In an interesting interview at Inside Minnesota Soccer, Edmonton’s general manager Mel Kowalchuk reveals a few interesting things:
- There’s no connection between the club and the Whitecaps: “We made Vancouver an offer for their franchise when they were going to MLS. That’s as far as it went. There was some discussion with Vancouver which depended on where MLS went as well as Division II soccer went — that we could perhaps have some sort of relationship. But that’s as far as it ever went! I don’t know where all this (talk of a Vancouver partnership) came from and it keeps surfacing. It’s actually kind of caught us off guard because that wasn’t the deal and it never was the deal.”
- It looks like, also against what had widely been presumed, the team will not be called the Drillers, as Edmonton’s previous NASL team was: “I run an indoor league and one of teams are the “Drillers”. I could get the name from them any time I wanted, but our interest in that name is very mild right now. We grabbed the FC Edmonton name so we could have a legal entity but we may just keep it.”
Read the rest of the piece for some tidbits about the club’s plans, including a youth academy with apparent links to an unnamed club in South America, and their ambition to build a new stadium. Ambitious stuff.
Quick Hits
- The future of the National Soccer Hall of Fame, previously based in New York state, has sort of been resolved: the facility in Oneonta will close, and some of the collections will go on permanent display at “other locations” around the country. Other archives will go to Wilmington, NC. Something of a blow to the heritage of the sport here, but a reasonable solution has been found for now by the trustees.
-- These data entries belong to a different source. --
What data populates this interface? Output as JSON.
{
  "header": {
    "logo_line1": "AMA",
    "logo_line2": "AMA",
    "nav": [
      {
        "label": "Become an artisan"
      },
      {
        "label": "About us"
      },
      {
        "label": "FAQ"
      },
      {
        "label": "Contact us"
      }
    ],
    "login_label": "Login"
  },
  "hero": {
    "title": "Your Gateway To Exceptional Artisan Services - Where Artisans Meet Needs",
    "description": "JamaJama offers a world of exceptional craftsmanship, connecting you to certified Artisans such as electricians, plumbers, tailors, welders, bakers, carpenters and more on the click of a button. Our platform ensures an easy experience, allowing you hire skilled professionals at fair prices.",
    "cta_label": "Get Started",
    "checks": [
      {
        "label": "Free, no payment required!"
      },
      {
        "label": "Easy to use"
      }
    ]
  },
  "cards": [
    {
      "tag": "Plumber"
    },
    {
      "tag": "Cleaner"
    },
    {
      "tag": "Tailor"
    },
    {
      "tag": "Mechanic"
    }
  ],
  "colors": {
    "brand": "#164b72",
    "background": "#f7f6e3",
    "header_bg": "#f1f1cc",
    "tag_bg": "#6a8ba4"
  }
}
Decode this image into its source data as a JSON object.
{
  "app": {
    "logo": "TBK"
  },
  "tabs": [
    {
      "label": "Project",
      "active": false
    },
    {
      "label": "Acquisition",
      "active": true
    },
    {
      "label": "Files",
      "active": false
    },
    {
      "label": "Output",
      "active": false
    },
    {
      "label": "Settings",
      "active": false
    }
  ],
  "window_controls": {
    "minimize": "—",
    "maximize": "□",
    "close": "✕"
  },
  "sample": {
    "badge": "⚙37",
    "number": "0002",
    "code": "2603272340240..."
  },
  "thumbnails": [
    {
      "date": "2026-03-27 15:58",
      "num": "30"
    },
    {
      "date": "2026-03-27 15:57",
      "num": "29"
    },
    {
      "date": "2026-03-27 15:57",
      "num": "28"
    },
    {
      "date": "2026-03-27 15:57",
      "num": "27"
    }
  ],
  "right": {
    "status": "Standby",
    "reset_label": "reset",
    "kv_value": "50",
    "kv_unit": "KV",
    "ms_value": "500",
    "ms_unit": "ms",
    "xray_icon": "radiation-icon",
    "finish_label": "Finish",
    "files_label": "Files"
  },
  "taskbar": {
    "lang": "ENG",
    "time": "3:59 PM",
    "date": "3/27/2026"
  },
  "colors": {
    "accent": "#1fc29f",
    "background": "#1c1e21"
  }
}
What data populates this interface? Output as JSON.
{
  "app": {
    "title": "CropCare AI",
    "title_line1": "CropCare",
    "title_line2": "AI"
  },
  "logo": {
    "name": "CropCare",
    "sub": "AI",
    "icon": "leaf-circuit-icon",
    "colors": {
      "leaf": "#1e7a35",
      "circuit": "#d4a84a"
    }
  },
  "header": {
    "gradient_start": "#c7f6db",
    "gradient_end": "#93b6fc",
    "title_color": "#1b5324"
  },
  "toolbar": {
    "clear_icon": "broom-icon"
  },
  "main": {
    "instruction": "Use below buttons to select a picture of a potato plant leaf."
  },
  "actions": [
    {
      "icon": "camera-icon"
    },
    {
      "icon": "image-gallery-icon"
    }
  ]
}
- Australia’s A-League is all-set for one hell of a game this weekend, as the Melbourne Victory head to Sydney just two points behind at the top of the table in the last round of action. Around 2,000 Victory fans are expected to make the 1,000km trek to Sydney.
- Oh, Sepp Blatter. Discussing John Terry, he said: “Listen, this is a special approach in the Anglo-Saxon countries. If this had happened in let’s say Latin countries then I think he would have been applauded.”
- Notts County have been purchased for the grand sum of one pound. More on this later.